Over the years, certain aspects of health care safety have improved. For instance, nationwide, hospitals have reduced the occurrence of specific hospital acquired infections by focusing on evidence based practices and other strategies that research demonstrated accomplishes this. Nationally, a number of infection rates have gone down however, while there has also been improvement in Connecticut hospitals, they have not experienced the same rate of improvement as the national average and don't forget, additionally, we still had 471 adverse events in CT hospitals.
According to an article I read in Becker's Hospital Review
, there are five characteristics of a high reliability organization:
- High reliability organizations are sensitive to operations (processes and systems).
- High reliability organizations are reluctant to accept "simple" explanations for problems.
- High reliability organizations have a preoccupation with failure.
- High reliability organizations defer to expertise.
- High reliability organizations are resilient (relentlessness until solutions are found).
This sounds good. So why has this approach not brought the number of medical harm events closer to zero? In a piece authored by Suneel Dhand, MD he speaks to
Why You Can't Compare Healthcare to the Airline Industry.
He first points out that patients are people, they are not machines. They have emotions, and need human contact and they want to be involved in their care and one person differs from the next. He points out that checklists can improve care that essentially needs to be done the same way every time, but the clinician needs to add their human qualities to patient care.
Dr. Dhand goes on to point out that flying has always been relatively safe compared to healthcare. Airplanes are engineered to be able to fly as efficiently as possible. Patients coming into the hospital are usually not in the best condition, vary from one to another and medicine itself if more variable in outcomes.
The third point that Dr. Dhand makes is that staffing levels on airplanes are heavily regulated and the pilot will be totally dedicated to flying the plane and won't do so without the appropriate crew to support him/her. In the hospital setting, clinicians are often focused on multiple patients and the workflow is very different, with healthcare tasks frequently interrupted with new clinical issues and emergency situations.

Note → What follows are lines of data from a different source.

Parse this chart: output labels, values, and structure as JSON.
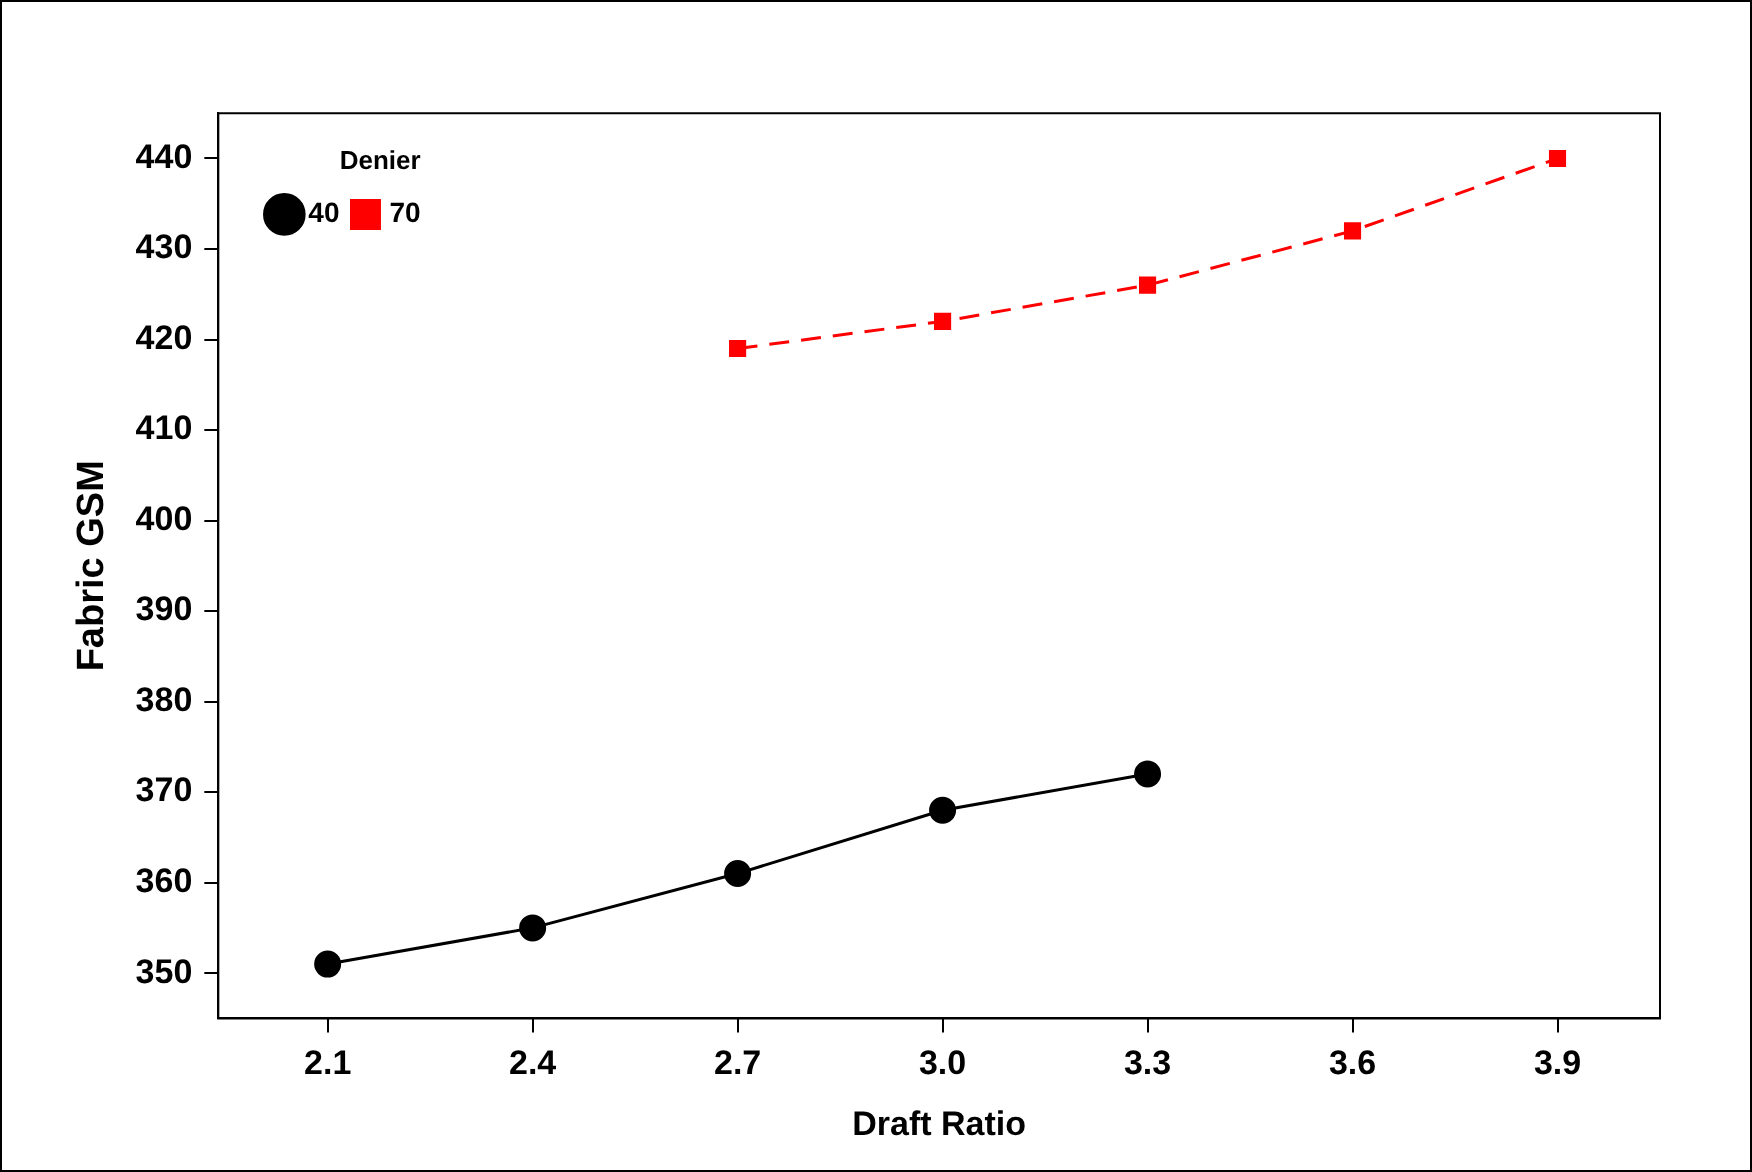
{
  "chart_data": {
    "type": "line",
    "xlabel": "Draft Ratio",
    "ylabel": "Fabric GSM",
    "legend_title": "Denier",
    "xlim": [
      1.94,
      4.05
    ],
    "xticks": [
      2.1,
      2.4,
      2.7,
      {
        "value": 3,
        "label": "3.0"
      },
      3.3,
      3.6,
      3.9
    ],
    "ylim": [
      345,
      445
    ],
    "yticks": [
      350,
      360,
      370,
      380,
      390,
      400,
      410,
      420,
      430,
      440
    ],
    "grid": false,
    "legend": "top left",
    "series": [
      {
        "name": "40",
        "color": "#000000",
        "marker": "circle",
        "line_style": "solid",
        "x": [
          2.1,
          2.4,
          2.7,
          3.0,
          3.3
        ],
        "values": [
          351,
          355,
          361,
          368,
          372
        ]
      },
      {
        "name": "70",
        "color": "#ff0000",
        "marker": "square",
        "line_style": "dashed",
        "x": [
          2.7,
          3.0,
          3.3,
          3.6,
          3.9
        ],
        "values": [
          419,
          422,
          426,
          432,
          440
        ]
      }
    ]
  }
}
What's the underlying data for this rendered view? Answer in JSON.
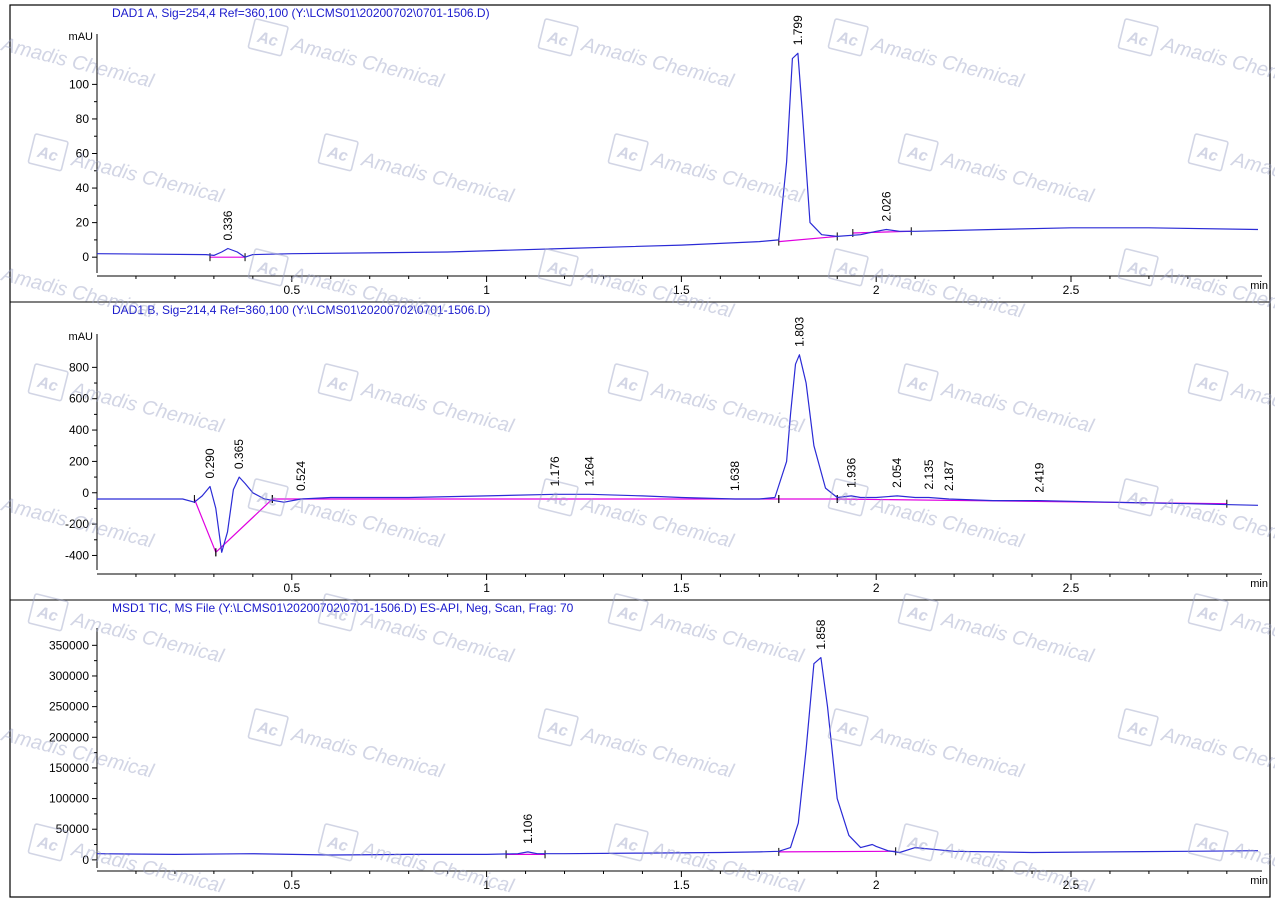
{
  "watermark": {
    "text": "Amadis Chemical",
    "logo": "Ac"
  },
  "colors": {
    "trace": "#2b2bd6",
    "baseline": "#e000e0",
    "title": "#1a1acc",
    "axis": "#000000",
    "frame": "#000000",
    "watermark": "#9aa2c4"
  },
  "x_unit": "min",
  "chart_data": [
    {
      "type": "line",
      "title": "DAD1 A, Sig=254,4 Ref=360,100 (Y:\\LCMS01\\20200702\\0701-1506.D)",
      "ylabel": "mAU",
      "xlabel": "min",
      "xlim": [
        0,
        2.98
      ],
      "ylim": [
        -8,
        128
      ],
      "x_ticks": [
        0.5,
        1,
        1.5,
        2,
        2.5
      ],
      "x_tick_labels": [
        "0.5",
        "1",
        "1.5",
        "2",
        "2.5"
      ],
      "y_ticks": [
        0,
        20,
        40,
        60,
        80,
        100
      ],
      "y_tick_labels": [
        "0",
        "20",
        "40",
        "60",
        "80",
        "100"
      ],
      "baseline_start": 2,
      "series": [
        {
          "x": [
            0.0,
            0.28,
            0.3,
            0.32,
            0.336,
            0.36,
            0.38,
            0.4,
            0.5,
            0.9,
            1.2,
            1.5,
            1.7,
            1.75,
            1.77,
            1.785,
            1.799,
            1.81,
            1.83,
            1.86,
            1.9,
            1.96,
            2.0,
            2.026,
            2.06,
            2.1,
            2.3,
            2.5,
            2.7,
            2.98
          ],
          "y": [
            2,
            1.5,
            1,
            3,
            5,
            3,
            0,
            1.5,
            2,
            3,
            5,
            7,
            9,
            10,
            55,
            115,
            118,
            85,
            20,
            13,
            12,
            13,
            15,
            16,
            15,
            15,
            16,
            17,
            17,
            16
          ]
        }
      ],
      "baseline_segments": [
        [
          [
            0.29,
            0
          ],
          [
            0.38,
            0
          ]
        ],
        [
          [
            1.75,
            9
          ],
          [
            1.9,
            12
          ]
        ],
        [
          [
            1.94,
            14
          ],
          [
            2.09,
            15
          ]
        ]
      ],
      "peaks": [
        {
          "label": "0.336",
          "x": 0.336,
          "y": 5
        },
        {
          "label": "1.799",
          "x": 1.799,
          "y": 118
        },
        {
          "label": "2.026",
          "x": 2.026,
          "y": 16
        }
      ]
    },
    {
      "type": "line",
      "title": "DAD1 B, Sig=214,4 Ref=360,100 (Y:\\LCMS01\\20200702\\0701-1506.D)",
      "ylabel": "mAU",
      "xlabel": "min",
      "xlim": [
        0,
        2.98
      ],
      "ylim": [
        -480,
        1000
      ],
      "x_ticks": [
        0.5,
        1,
        1.5,
        2,
        2.5
      ],
      "x_tick_labels": [
        "0.5",
        "1",
        "1.5",
        "2",
        "2.5"
      ],
      "y_ticks": [
        -400,
        -200,
        0,
        200,
        400,
        600,
        800
      ],
      "y_tick_labels": [
        "-400",
        "-200",
        "0",
        "200",
        "400",
        "600",
        "800"
      ],
      "baseline_start": 2,
      "series": [
        {
          "x": [
            0.0,
            0.22,
            0.25,
            0.27,
            0.29,
            0.305,
            0.32,
            0.335,
            0.35,
            0.365,
            0.38,
            0.4,
            0.43,
            0.48,
            0.524,
            0.6,
            0.8,
            1.0,
            1.176,
            1.264,
            1.4,
            1.5,
            1.638,
            1.7,
            1.74,
            1.77,
            1.78,
            1.793,
            1.803,
            1.82,
            1.84,
            1.87,
            1.9,
            1.936,
            1.96,
            2.0,
            2.054,
            2.1,
            2.135,
            2.187,
            2.3,
            2.419,
            2.6,
            2.8,
            2.98
          ],
          "y": [
            -40,
            -40,
            -60,
            -20,
            40,
            -100,
            -380,
            -250,
            20,
            100,
            60,
            0,
            -40,
            -60,
            -40,
            -30,
            -30,
            -20,
            -10,
            -10,
            -20,
            -30,
            -40,
            -40,
            -30,
            200,
            500,
            820,
            880,
            700,
            300,
            30,
            -30,
            -20,
            -30,
            -30,
            -20,
            -30,
            -30,
            -40,
            -50,
            -50,
            -60,
            -70,
            -80
          ]
        }
      ],
      "baseline_segments": [
        [
          [
            0.25,
            -40
          ],
          [
            0.305,
            -380
          ]
        ],
        [
          [
            0.305,
            -380
          ],
          [
            0.45,
            -40
          ]
        ],
        [
          [
            0.45,
            -40
          ],
          [
            1.75,
            -40
          ]
        ],
        [
          [
            1.75,
            -40
          ],
          [
            1.9,
            -40
          ]
        ],
        [
          [
            1.9,
            -40
          ],
          [
            2.9,
            -70
          ]
        ]
      ],
      "peaks": [
        {
          "label": "0.290",
          "x": 0.29,
          "y": 40
        },
        {
          "label": "0.365",
          "x": 0.365,
          "y": 100
        },
        {
          "label": "0.524",
          "x": 0.524,
          "y": -40
        },
        {
          "label": "1.176",
          "x": 1.176,
          "y": -10
        },
        {
          "label": "1.264",
          "x": 1.264,
          "y": -10
        },
        {
          "label": "1.638",
          "x": 1.638,
          "y": -40
        },
        {
          "label": "1.803",
          "x": 1.803,
          "y": 880
        },
        {
          "label": "1.936",
          "x": 1.936,
          "y": -20
        },
        {
          "label": "2.054",
          "x": 2.054,
          "y": -20
        },
        {
          "label": "2.135",
          "x": 2.135,
          "y": -30
        },
        {
          "label": "2.187",
          "x": 2.187,
          "y": -40
        },
        {
          "label": "2.419",
          "x": 2.419,
          "y": -50
        }
      ]
    },
    {
      "type": "line",
      "title": "MSD1 TIC, MS File (Y:\\LCMS01\\20200702\\0701-1506.D)    ES-API, Neg, Scan, Frag: 70",
      "ylabel": "",
      "xlabel": "min",
      "xlim": [
        0,
        2.98
      ],
      "ylim": [
        -10000,
        375000
      ],
      "x_ticks": [
        0.5,
        1,
        1.5,
        2,
        2.5
      ],
      "x_tick_labels": [
        "0.5",
        "1",
        "1.5",
        "2",
        "2.5"
      ],
      "y_ticks": [
        0,
        50000,
        100000,
        150000,
        200000,
        250000,
        300000,
        350000
      ],
      "y_tick_labels": [
        "0",
        "50000",
        "100000",
        "150000",
        "200000",
        "250000",
        "300000",
        "350000"
      ],
      "baseline_start": 0,
      "series": [
        {
          "x": [
            0.0,
            0.2,
            0.4,
            0.6,
            0.8,
            1.0,
            1.08,
            1.106,
            1.13,
            1.2,
            1.4,
            1.6,
            1.7,
            1.75,
            1.78,
            1.8,
            1.82,
            1.84,
            1.858,
            1.875,
            1.9,
            1.93,
            1.96,
            1.99,
            2.0,
            2.03,
            2.06,
            2.1,
            2.2,
            2.4,
            2.6,
            2.8,
            2.98
          ],
          "y": [
            10000,
            9000,
            10000,
            8000,
            9000,
            9000,
            10000,
            13000,
            10000,
            10000,
            11000,
            12000,
            13000,
            14000,
            20000,
            60000,
            180000,
            320000,
            330000,
            250000,
            100000,
            40000,
            20000,
            25000,
            22000,
            15000,
            12000,
            20000,
            14000,
            12000,
            13000,
            14000,
            15000
          ]
        }
      ],
      "baseline_segments": [
        [
          [
            1.05,
            9000
          ],
          [
            1.15,
            9000
          ]
        ],
        [
          [
            1.75,
            13000
          ],
          [
            2.05,
            14000
          ]
        ]
      ],
      "peaks": [
        {
          "label": "1.106",
          "x": 1.106,
          "y": 13000
        },
        {
          "label": "1.858",
          "x": 1.858,
          "y": 330000
        }
      ]
    }
  ]
}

Perhaps, recognizing these and other points, our healthcare leaders will continue to take strategies from these high reliability industries, but will also address the importance of good, patient-centered medicine. Patient-centered medicine, where our doctors get to know the patient, listen to the patient, welcome a partnership between the patient and the entire healthcare team, consider the whole person in their care and also consider their environment as a component of healthcare.